第48話 休憩

「悠悠! この温泉まんじゅうめっちゃ美味い! お茶もうまい!」


部屋に戻ると、座布団に座りながらむしゃむしゃとウェルカムスイーツを楽しむ笑来。


「え、俺も食べたい」


「ごめん、全部食べちゃった」


「おい」


「ごめんて~。下に売ってるっぽいからあとで買って食べればいいじゃん~。ちょうどお土産にも買っていきたいし」


「はいはい、分かりました」


ため息を吐きながら、笑来の隣に座る。


「これからどうする? どっか出かける?」


テーブルに置かれている観光案内のパンフレットを見ながら笑来は言う。


「今から奏と但野ちゃんがこっち来るぞ。ちょっとゆっくりしたら温泉街巡ろう」


「足湯入りたい!」


「お、いいな」


「あとは~、食べ歩き?」


「それこそ温泉まんじゅうとかだな


「お団子とかアイスもいいよね!」


「絶対美味いヤツ」


温泉街の醍醐味は、食べ歩き。そして、昔ながらのお店を楽しむことだ。

射的とか、輪投げとか、浴衣を着ながらするとか最高すぎる。


「楽しみだね~」


鼻歌を歌いながら体を揺らす笑来。

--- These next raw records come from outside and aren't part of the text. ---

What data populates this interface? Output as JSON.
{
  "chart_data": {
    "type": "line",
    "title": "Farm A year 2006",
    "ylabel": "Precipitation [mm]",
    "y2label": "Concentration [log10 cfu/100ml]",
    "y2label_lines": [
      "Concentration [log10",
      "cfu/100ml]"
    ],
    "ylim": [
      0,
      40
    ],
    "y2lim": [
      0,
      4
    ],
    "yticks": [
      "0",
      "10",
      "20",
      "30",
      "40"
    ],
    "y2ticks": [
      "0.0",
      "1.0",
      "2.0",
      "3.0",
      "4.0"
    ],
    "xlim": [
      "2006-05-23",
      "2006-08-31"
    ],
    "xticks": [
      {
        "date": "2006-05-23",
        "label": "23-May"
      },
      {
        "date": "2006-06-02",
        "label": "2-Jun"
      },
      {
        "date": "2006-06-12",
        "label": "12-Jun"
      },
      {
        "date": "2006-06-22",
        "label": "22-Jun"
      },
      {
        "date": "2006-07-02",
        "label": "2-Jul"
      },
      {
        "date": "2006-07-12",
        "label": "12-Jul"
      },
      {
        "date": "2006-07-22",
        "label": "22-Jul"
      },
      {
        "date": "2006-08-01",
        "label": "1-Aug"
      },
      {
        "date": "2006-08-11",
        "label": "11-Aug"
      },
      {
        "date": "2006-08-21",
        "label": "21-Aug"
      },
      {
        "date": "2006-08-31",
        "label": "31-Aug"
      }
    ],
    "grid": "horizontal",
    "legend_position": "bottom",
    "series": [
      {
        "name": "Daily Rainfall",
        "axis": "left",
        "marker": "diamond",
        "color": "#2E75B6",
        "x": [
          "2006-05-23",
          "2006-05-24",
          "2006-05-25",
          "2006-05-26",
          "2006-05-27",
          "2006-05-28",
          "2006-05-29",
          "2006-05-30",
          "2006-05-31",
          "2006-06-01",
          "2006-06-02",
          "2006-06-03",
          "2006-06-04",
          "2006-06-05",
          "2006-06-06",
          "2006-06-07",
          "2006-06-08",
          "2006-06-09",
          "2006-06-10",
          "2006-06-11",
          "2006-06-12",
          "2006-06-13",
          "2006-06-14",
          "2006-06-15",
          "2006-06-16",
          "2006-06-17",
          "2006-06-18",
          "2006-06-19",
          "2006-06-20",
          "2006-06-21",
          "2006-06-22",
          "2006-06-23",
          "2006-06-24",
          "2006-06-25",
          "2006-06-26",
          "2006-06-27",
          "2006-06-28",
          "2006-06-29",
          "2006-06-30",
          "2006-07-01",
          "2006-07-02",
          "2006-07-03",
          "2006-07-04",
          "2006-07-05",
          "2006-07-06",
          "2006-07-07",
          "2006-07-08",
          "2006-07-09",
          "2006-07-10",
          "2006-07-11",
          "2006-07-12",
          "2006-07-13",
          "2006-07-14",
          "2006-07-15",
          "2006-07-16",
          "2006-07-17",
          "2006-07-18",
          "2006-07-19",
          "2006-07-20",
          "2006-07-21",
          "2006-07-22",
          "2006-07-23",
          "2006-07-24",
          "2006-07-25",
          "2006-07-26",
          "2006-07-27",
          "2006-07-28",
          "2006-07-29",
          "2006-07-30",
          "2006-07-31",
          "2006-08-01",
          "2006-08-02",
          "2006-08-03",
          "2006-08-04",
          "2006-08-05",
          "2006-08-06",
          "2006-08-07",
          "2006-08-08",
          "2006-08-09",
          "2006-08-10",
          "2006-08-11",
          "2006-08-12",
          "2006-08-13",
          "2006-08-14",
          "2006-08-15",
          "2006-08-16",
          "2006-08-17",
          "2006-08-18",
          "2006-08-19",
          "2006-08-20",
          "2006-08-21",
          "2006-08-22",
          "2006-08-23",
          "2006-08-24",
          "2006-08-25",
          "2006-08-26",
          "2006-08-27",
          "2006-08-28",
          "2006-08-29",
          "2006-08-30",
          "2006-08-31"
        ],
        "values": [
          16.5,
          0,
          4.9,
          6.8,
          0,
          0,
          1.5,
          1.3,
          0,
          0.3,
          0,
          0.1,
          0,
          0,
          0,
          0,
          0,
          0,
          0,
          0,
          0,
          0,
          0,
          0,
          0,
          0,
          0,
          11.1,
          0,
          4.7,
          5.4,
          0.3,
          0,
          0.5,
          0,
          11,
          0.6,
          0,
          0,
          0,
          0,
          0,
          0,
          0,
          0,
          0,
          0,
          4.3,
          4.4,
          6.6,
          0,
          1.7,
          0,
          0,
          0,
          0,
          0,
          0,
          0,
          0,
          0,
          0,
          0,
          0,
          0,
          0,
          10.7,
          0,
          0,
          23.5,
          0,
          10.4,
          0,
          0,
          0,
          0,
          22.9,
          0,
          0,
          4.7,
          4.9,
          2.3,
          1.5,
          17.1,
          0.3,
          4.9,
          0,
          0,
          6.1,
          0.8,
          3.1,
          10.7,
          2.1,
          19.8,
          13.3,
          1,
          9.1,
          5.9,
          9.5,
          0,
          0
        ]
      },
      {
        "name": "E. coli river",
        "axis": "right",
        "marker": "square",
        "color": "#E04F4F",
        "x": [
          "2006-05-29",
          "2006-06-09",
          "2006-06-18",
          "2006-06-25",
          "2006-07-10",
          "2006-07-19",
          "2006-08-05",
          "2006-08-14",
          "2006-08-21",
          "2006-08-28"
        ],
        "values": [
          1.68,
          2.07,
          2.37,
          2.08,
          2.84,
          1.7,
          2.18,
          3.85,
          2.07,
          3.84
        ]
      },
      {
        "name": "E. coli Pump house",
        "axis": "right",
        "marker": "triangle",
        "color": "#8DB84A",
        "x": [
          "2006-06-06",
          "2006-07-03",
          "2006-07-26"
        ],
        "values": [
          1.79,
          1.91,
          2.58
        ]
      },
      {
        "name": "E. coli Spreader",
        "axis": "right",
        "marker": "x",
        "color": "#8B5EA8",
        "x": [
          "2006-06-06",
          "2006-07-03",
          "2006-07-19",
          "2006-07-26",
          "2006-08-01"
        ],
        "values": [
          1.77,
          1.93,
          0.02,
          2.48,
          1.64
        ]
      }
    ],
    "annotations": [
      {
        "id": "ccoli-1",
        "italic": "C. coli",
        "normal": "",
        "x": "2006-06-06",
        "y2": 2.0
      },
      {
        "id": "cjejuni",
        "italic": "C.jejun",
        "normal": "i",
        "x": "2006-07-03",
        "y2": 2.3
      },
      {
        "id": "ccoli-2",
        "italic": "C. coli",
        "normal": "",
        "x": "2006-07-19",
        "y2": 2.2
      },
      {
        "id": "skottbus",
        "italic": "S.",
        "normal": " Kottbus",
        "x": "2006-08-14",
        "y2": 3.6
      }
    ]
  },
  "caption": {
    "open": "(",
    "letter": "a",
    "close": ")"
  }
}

そこに、


「お待たせ~」


「おじゃまし~」


奏と但野ちゃんがやって来た。


「ういすー」


「おっす!」


「え、もう浴衣着てるの! 可愛すぎるんですけど!」


但野ちゃんに駆け寄り、キャッキャと声を上げる笑来。

2人は、和柄が綺麗な殿方が藍色、婦人が桃色の浴衣にそれぞれ身を包んでいた。


「早くないか?」


浴衣姿の奏を眺めながら俺は言う。


「浴衣着た方が気分も高まるぞ?」


「まぁそうかもな」


「お前も着替えれば?」


「後で着替えるよ」


笑来が着替えるタイミングで一緒に着替えよう。

どうせすぐに、『着替えたい!』とか言ってくるだろうから。


「ジュース持って来たからとりあえず乾杯しよ」


と、奏はテーブルに瓶のサイダーを置く。


「お菓子もあるからシェアハピしよ~」


ビニール袋の中から、ポテチ、チョコなど定番の物。するめイカやカルパス、チーズなどおつまみ。饅頭や最中などご当地名物が並べられた。


「夜の方がお店も空いてるし、街の雰囲気とかもよくなるからそれまでここでゆっくりだな」


早速ポテチの袋を開けると、奏はつまみながら言う。


「あーし、色んなお店知ってるから案内したげる」


「それ助かる」


「はるっちとか笑来ちは行きたいところある?」


「足湯! 食べ歩き!」


「りょ~。ちょう美味しいお饅頭売ってるお店あるから連れてってあげたる~」


「マジナイスすぎ!」


はむっと温泉まんじゅうにかぶりつきながらサムズアップする。

このまま、これからの予定をダラダラと話してもいいのだが、それよりも奏から話を聞きたいな。


俺から話を振ってあげた方がいい気もするが、様子を見るにもうそろそろ切り出してきそうだから待ってあげるか。